In recent years, employers seeking to reduce costs, eliminate plan audits and simplify administration have been encouraged by advisors to utilize what are called Multiple Employer Plans or “MEPs”. In a MEP, employers are able to commingle assets for investments and consolidate administration. MEPs typically file a single Form 5500 thus reducing the expenses related to such filing and the elimination of individual plan audits where they might otherwise be needed.
MEPs have existed for some time. Typically, they have been “closed” MEPs in that there was some nexus between the employers using the MEP. The classic examples are 401(k) MEPs sponsored by Professional Employer Organizations (PEOs), and MEPs sponsored by groups or associations such as chambers of commerce and professional associations for their members.

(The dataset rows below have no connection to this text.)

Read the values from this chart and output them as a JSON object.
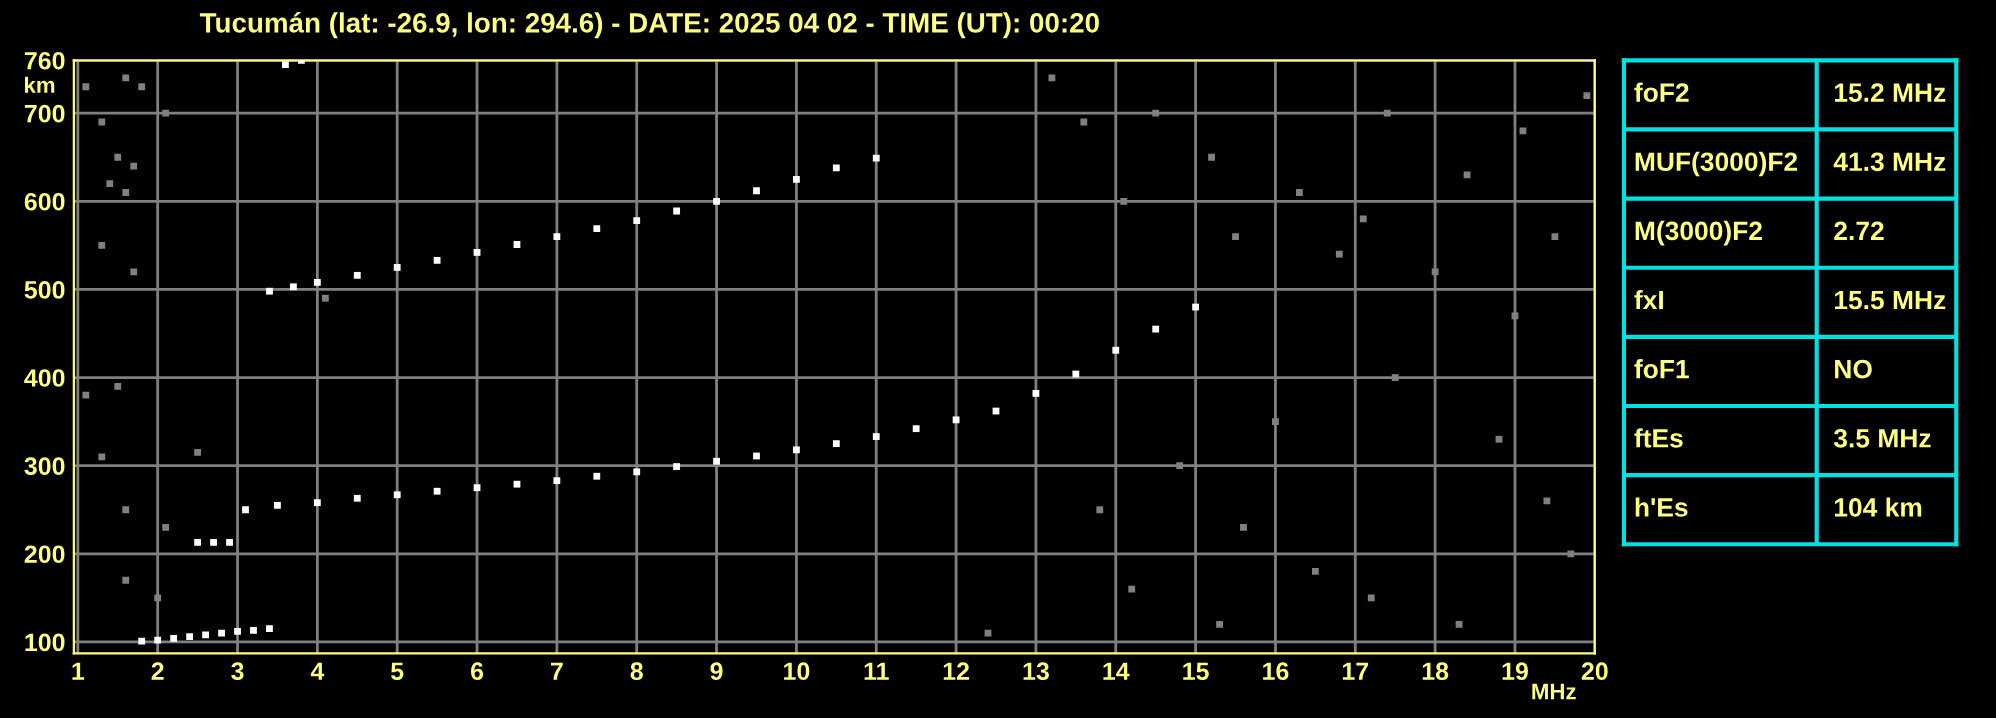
{
  "chart_data": [
    {
      "type": "scatter",
      "title": "Tucumán (lat: -26.9, lon: 294.6) - DATE: 2025 04 02 - TIME (UT): 00:20",
      "xlabel": "MHz",
      "ylabel": "km",
      "xlim": [
        0.95,
        20
      ],
      "ylim": [
        87,
        760
      ],
      "xticks": [
        1,
        2,
        3,
        4,
        5,
        6,
        7,
        8,
        9,
        10,
        11,
        12,
        13,
        14,
        15,
        16,
        17,
        18,
        19,
        20
      ],
      "yticks": [
        100,
        200,
        300,
        400,
        500,
        600,
        700,
        760
      ],
      "grid": true,
      "marker": "square",
      "series": [
        {
          "color": "#ffffff",
          "x": [
            3.1,
            3.5,
            4,
            4.5,
            5,
            5.5,
            6,
            6.5,
            7,
            7.5,
            8,
            8.5,
            9,
            9.5,
            10,
            10.5,
            11,
            11.5,
            12,
            12.5,
            13,
            13.5,
            14,
            14.5,
            15
          ],
          "values": [
            250,
            255,
            258,
            263,
            267,
            271,
            275,
            279,
            283,
            288,
            293,
            299,
            305,
            311,
            318,
            325,
            333,
            342,
            352,
            362,
            382,
            404,
            431,
            455,
            480
          ]
        },
        {
          "color": "#ffffff",
          "x": [
            3.4,
            3.7,
            4,
            4.5,
            5,
            5.5,
            6,
            6.5,
            7,
            7.5,
            8,
            8.5,
            9,
            9.5,
            10,
            10.5,
            11
          ],
          "values": [
            498,
            503,
            508,
            516,
            525,
            533,
            542,
            551,
            560,
            569,
            578,
            589,
            600,
            612,
            625,
            638,
            649
          ]
        },
        {
          "color": "#ffffff",
          "x": [
            1.8,
            2.0,
            2.2,
            2.4,
            2.6,
            2.8,
            3.0,
            3.2,
            3.4,
            2.5,
            2.7,
            2.9,
            3.6,
            3.8
          ],
          "values": [
            101,
            102,
            104,
            106,
            108,
            110,
            112,
            113,
            115,
            213,
            213,
            213,
            755,
            760
          ]
        },
        {
          "color": "#808080",
          "x": [
            1.1,
            1.3,
            1.4,
            1.5,
            1.6,
            1.7,
            1.8,
            1.6,
            1.3,
            1.7,
            1.1,
            1.5,
            1.3,
            1.6,
            2.1,
            1.6,
            2.0,
            2.5,
            4.1,
            2.1,
            13.2,
            14.5,
            15.2,
            16.3,
            17.1,
            18.4,
            19.1,
            19.9,
            14.8,
            15.6,
            16.5,
            17.2,
            18.3,
            19.4,
            16.0,
            17.5,
            18.8,
            19.7,
            15.3,
            14.2,
            13.8,
            12.4,
            19.0,
            18.0,
            16.8,
            15.5,
            14.1,
            17.4,
            13.6,
            19.5
          ],
          "values": [
            730,
            690,
            620,
            650,
            610,
            640,
            730,
            740,
            550,
            520,
            380,
            390,
            310,
            250,
            230,
            170,
            150,
            315,
            490,
            700,
            740,
            700,
            650,
            610,
            580,
            630,
            680,
            720,
            300,
            230,
            180,
            150,
            120,
            260,
            350,
            400,
            330,
            200,
            120,
            160,
            250,
            110,
            470,
            520,
            540,
            560,
            600,
            700,
            690,
            560
          ]
        }
      ]
    },
    {
      "type": "other",
      "annotations": [
        "foF2",
        "15.2 MHz",
        "MUF(3000)F2",
        "41.3 MHz",
        "M(3000)F2",
        "2.72",
        "fxI",
        "15.5 MHz",
        "foF1",
        "NO",
        "ftEs",
        "3.5 MHz",
        "h'Es",
        "104 km"
      ]
    }
  ]
}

MEPs without such a nexus or “Open MEPs” have become more common in recent years. These MEPs are referred to as “open” in that any employer could join and did not need to be using the services of a PEO or be a member of the association to participate in the MEP. The only unifying element between these employers was their participation in the MEP.
The advantages of MEPs included the fact that small plans were able to commingle assets thereby providing investment choices and create cost efficiencies they would not be able to obtain in a standalone plan. Further, administrative costs were reduced because they were shared over a larger group. Finally, the MEP filed a single Form 5500, and a plan covering more than a 100 participants did not need its own audit.

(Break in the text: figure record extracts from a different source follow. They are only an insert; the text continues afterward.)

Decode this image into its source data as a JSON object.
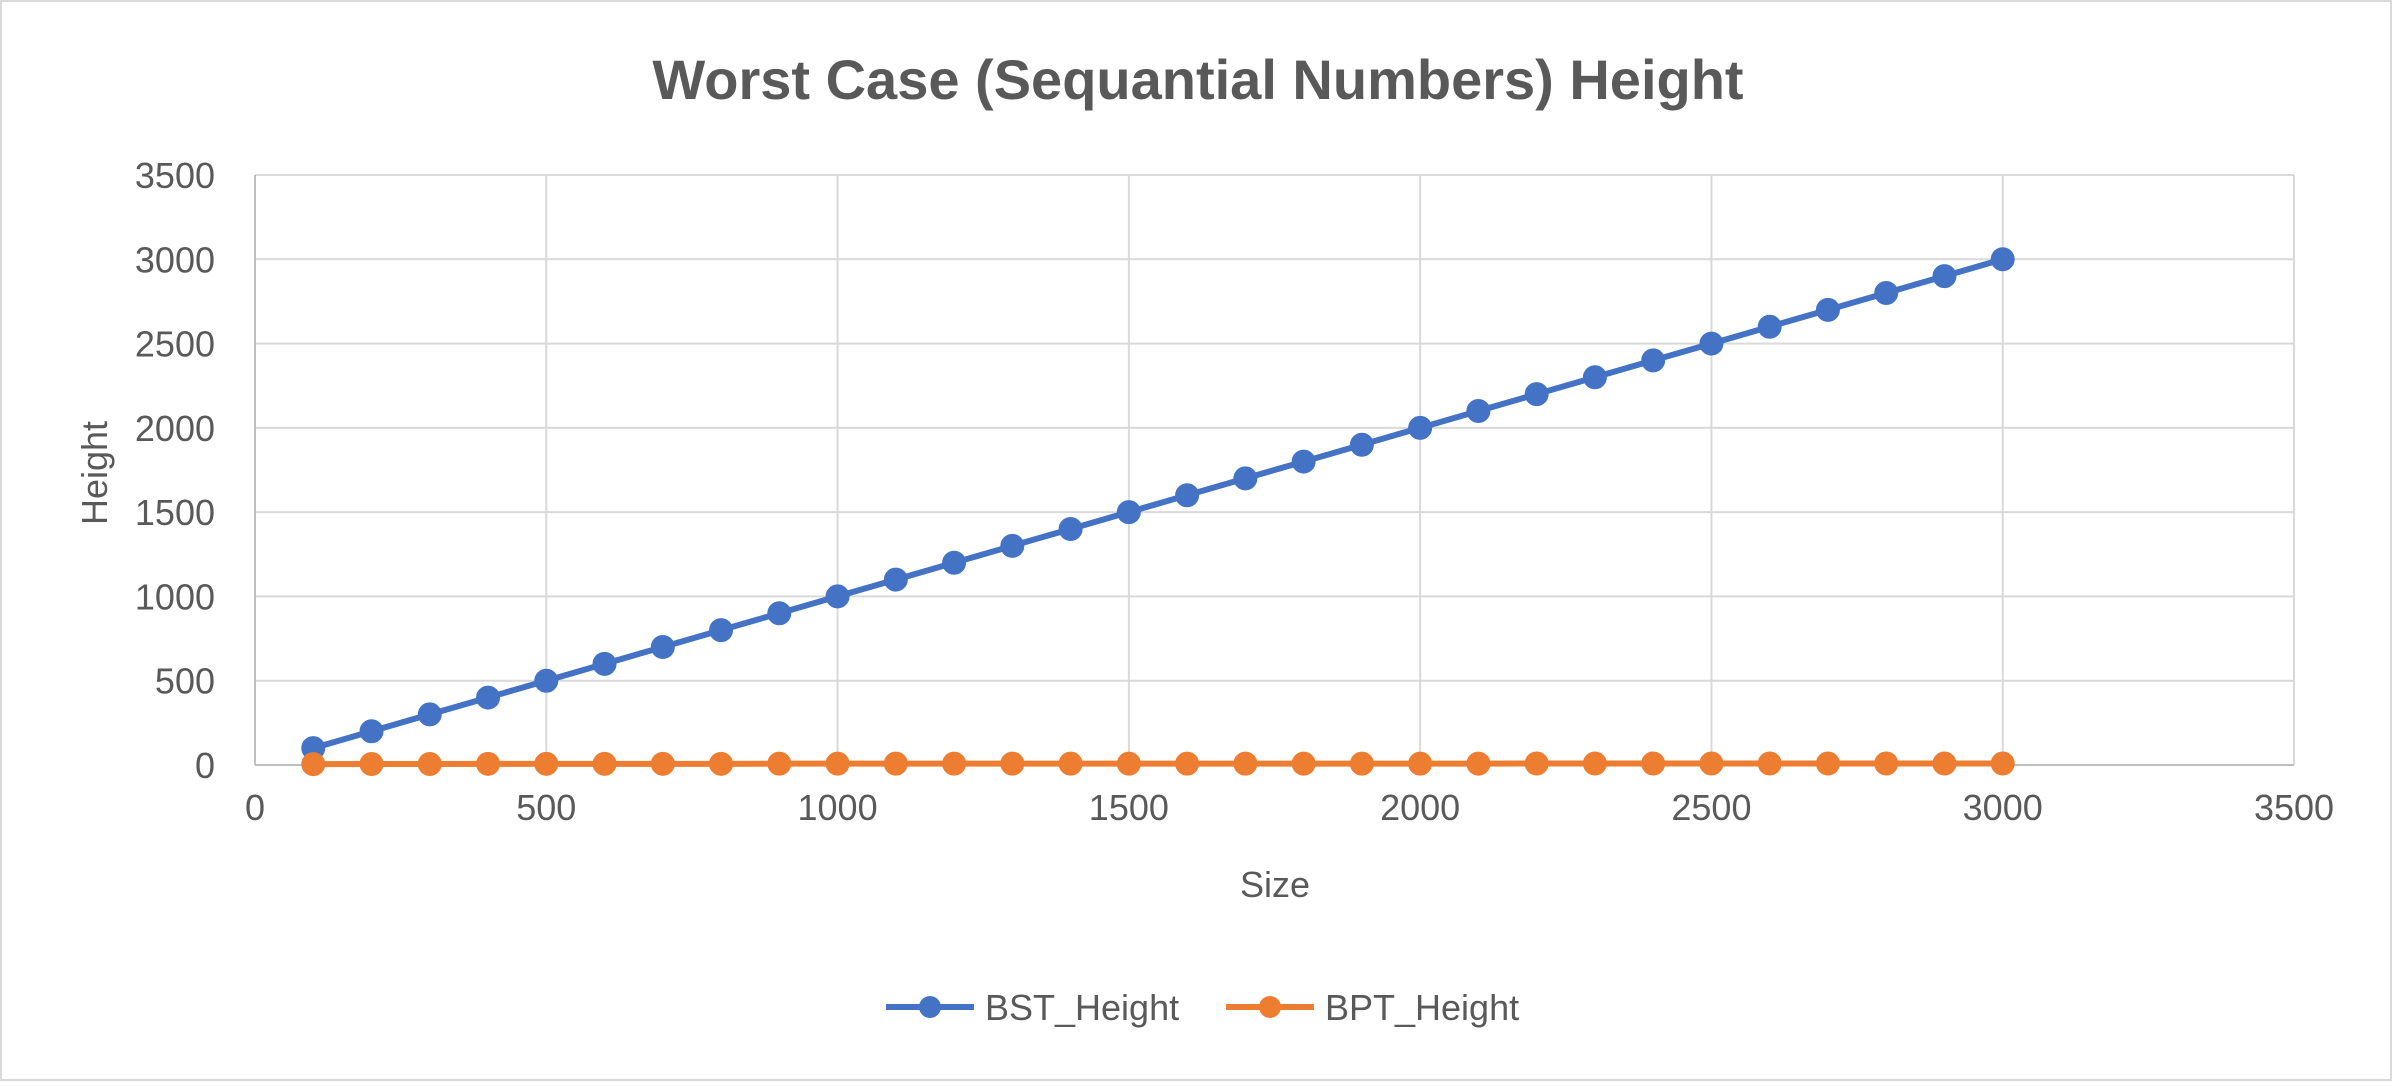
{
  "chart_data": {
    "type": "scatter",
    "title": "Worst Case (Sequantial Numbers) Height",
    "xlabel": "Size",
    "ylabel": "Height",
    "xlim": [
      0,
      3500
    ],
    "ylim": [
      0,
      3500
    ],
    "x_ticks": [
      0,
      500,
      1000,
      1500,
      2000,
      2500,
      3000,
      3500
    ],
    "y_ticks": [
      0,
      500,
      1000,
      1500,
      2000,
      2500,
      3000,
      3500
    ],
    "grid": true,
    "legend_position": "bottom",
    "markers": true,
    "lines": true,
    "x": [
      100,
      200,
      300,
      400,
      500,
      600,
      700,
      800,
      900,
      1000,
      1100,
      1200,
      1300,
      1400,
      1500,
      1600,
      1700,
      1800,
      1900,
      2000,
      2100,
      2200,
      2300,
      2400,
      2500,
      2600,
      2700,
      2800,
      2900,
      3000
    ],
    "series": [
      {
        "name": "BST_Height",
        "color": "#4472c4",
        "values": [
          100,
          200,
          300,
          400,
          500,
          600,
          700,
          800,
          900,
          1000,
          1100,
          1200,
          1300,
          1400,
          1500,
          1600,
          1700,
          1800,
          1900,
          2000,
          2100,
          2200,
          2300,
          2400,
          2500,
          2600,
          2700,
          2800,
          2900,
          3000
        ]
      },
      {
        "name": "BPT_Height",
        "color": "#ed7d31",
        "values": [
          5,
          6,
          6,
          7,
          7,
          7,
          7,
          7,
          8,
          8,
          8,
          8,
          8,
          8,
          8,
          8,
          8,
          8,
          8,
          8,
          8,
          9,
          9,
          9,
          9,
          9,
          9,
          9,
          9,
          9
        ]
      }
    ]
  }
}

In two recent Advisory Opinions (DOL Adv. Op. 2012-03A and DOL Adv. Op. 2012-04A) the Department of Labor (DOL) reviewed Open MEPs to determine whether these plans would constitute a “single employee pension benefit plan” under ERISA. The DOL concluded that in an Open MEP arrangement where there is no employment based common nexus or other “genuine organizational relationship” between the employers beyond the participation in the MEP, there is no single employee pension benefit plan for purposes of ERISA. Instead, according to the DOL, there is simply a collection of individual plans sharing a document and a common pool of investments.

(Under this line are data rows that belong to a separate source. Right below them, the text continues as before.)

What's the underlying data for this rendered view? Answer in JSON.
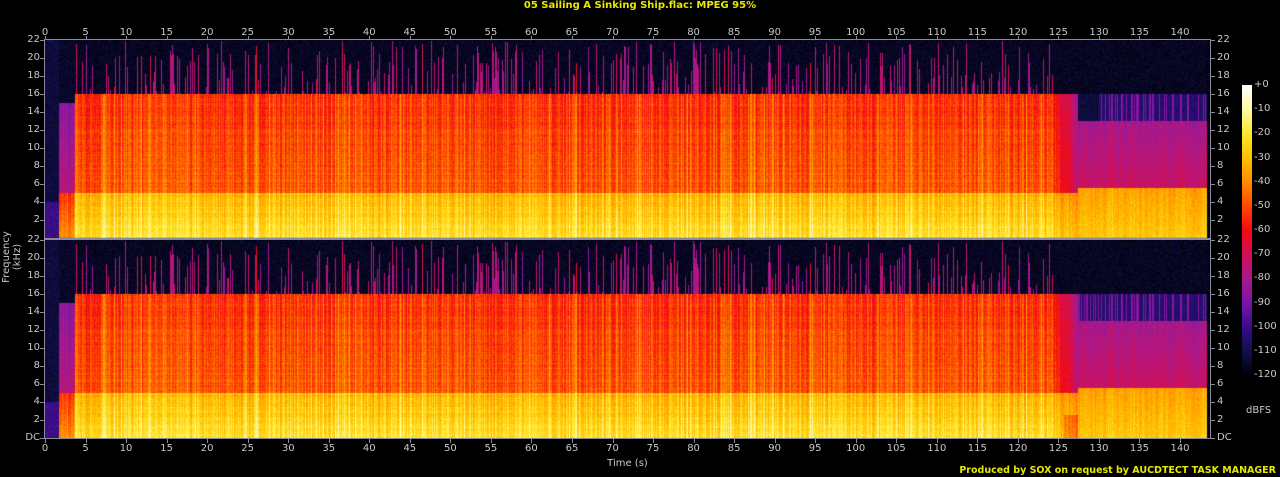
{
  "title": "05 Sailing A Sinking Ship.flac: MPEG 95%",
  "footer": "Produced by SOX on request by AUCDTECT TASK MANAGER",
  "chart_data": {
    "type": "heatmap",
    "title": "05 Sailing A Sinking Ship.flac: MPEG 95%",
    "xlabel": "Time (s)",
    "ylabel": "Frequency (kHz)",
    "xlim": [
      0,
      143.7
    ],
    "ylim": [
      0,
      22
    ],
    "channels": 2,
    "x_ticks": [
      "0",
      "5",
      "10",
      "15",
      "20",
      "25",
      "30",
      "35",
      "40",
      "45",
      "50",
      "55",
      "60",
      "65",
      "70",
      "75",
      "80",
      "85",
      "90",
      "95",
      "100",
      "105",
      "110",
      "115",
      "120",
      "125",
      "130",
      "135",
      "140"
    ],
    "y_ticks": [
      "DC",
      "2",
      "4",
      "6",
      "8",
      "10",
      "12",
      "14",
      "16",
      "18",
      "20",
      "22"
    ],
    "colorbar": {
      "label": "dBFS",
      "range": [
        -120,
        0
      ],
      "ticks": [
        "+0",
        "-10",
        "-20",
        "-30",
        "-40",
        "-50",
        "-60",
        "-70",
        "-80",
        "-90",
        "-100",
        "-110",
        "-120"
      ],
      "colors": [
        "#000008",
        "#12104a",
        "#3a0c8c",
        "#7a16a8",
        "#a81a8c",
        "#d0105a",
        "#f40a10",
        "#ff4a00",
        "#ff8c00",
        "#ffc000",
        "#ffe830",
        "#fff9a0",
        "#ffffff"
      ]
    },
    "segments": [
      {
        "start_s": 0,
        "end_s": 1.7,
        "content": "near silence",
        "level_db": -110
      },
      {
        "start_s": 1.7,
        "end_s": 3.6,
        "content": "intro, content up to ~15 kHz",
        "level_db": -70
      },
      {
        "start_s": 3.6,
        "end_s": 124.5,
        "content": "full band, lowpass cutoff",
        "cutoff_khz": 16,
        "level_low_db": -25,
        "level_mid_db": -50
      },
      {
        "start_s": 124.5,
        "end_s": 127.3,
        "content": "fade transition",
        "cutoff_khz": 16
      },
      {
        "start_s": 127.3,
        "end_s": 143.3,
        "content": "quiet outro",
        "cutoff_khz": 16,
        "level_low_db": -30,
        "level_mid_db": -75,
        "gap_above_khz": 13
      }
    ]
  }
}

The importance of that conclusion is it undermines some – but not all – of the Open MEPs advantages. The employers in the Open MEP could continue to share administration and documents. In addition, they could commingle assets for investments.
But what would change is that each employer would need to:
- file a separate Form 5500 for its plan
- obtain its own plan audit if the plan covered over 100 participants
- obtain its own fidelity bond for the plan
Employers should note that the Advisory Opinions are not technically applied in a prospective basis. What it means is that the obligation to file Form 5500 separately and have audits performed would have been present throughout the time the employer was in the MEP. Based on that, the DOL could take the position that employers who did not file Form 5500’s and have audits (if needed) for all the years they participated in the Open MEP are potentially subject to penalties for failing to file Form 5500s. These penalties can be substantial.
The DOL Opinions technically apply only to the individuals or entities that asked for the opinion. However, the Opinions are illustrative of how the DOL views these matters. It is uncertain whether the DOL will seek to enforce this understanding of the nature of Open MEPs generally as a means of ensuring compliance. Or will the DOL just leave the Opinion out there as a warning to employers who wish to use Open MEPs.
Employers participating in Open MEPs (as opposed to closed MEPs, like PEO 401(k) plans) should consider the DOL Opinions as they relate to them and evaluate their potential liability for failure to file Form 5500s. There are programs that can be used to minimize penalties for failure to file.
As mentioned above, it is unclear how far and to what extent the DOL may enforce its position against Open MEPs. Employers are best advised to consider all the ramifications and take action to avoid penalties for noncompliance.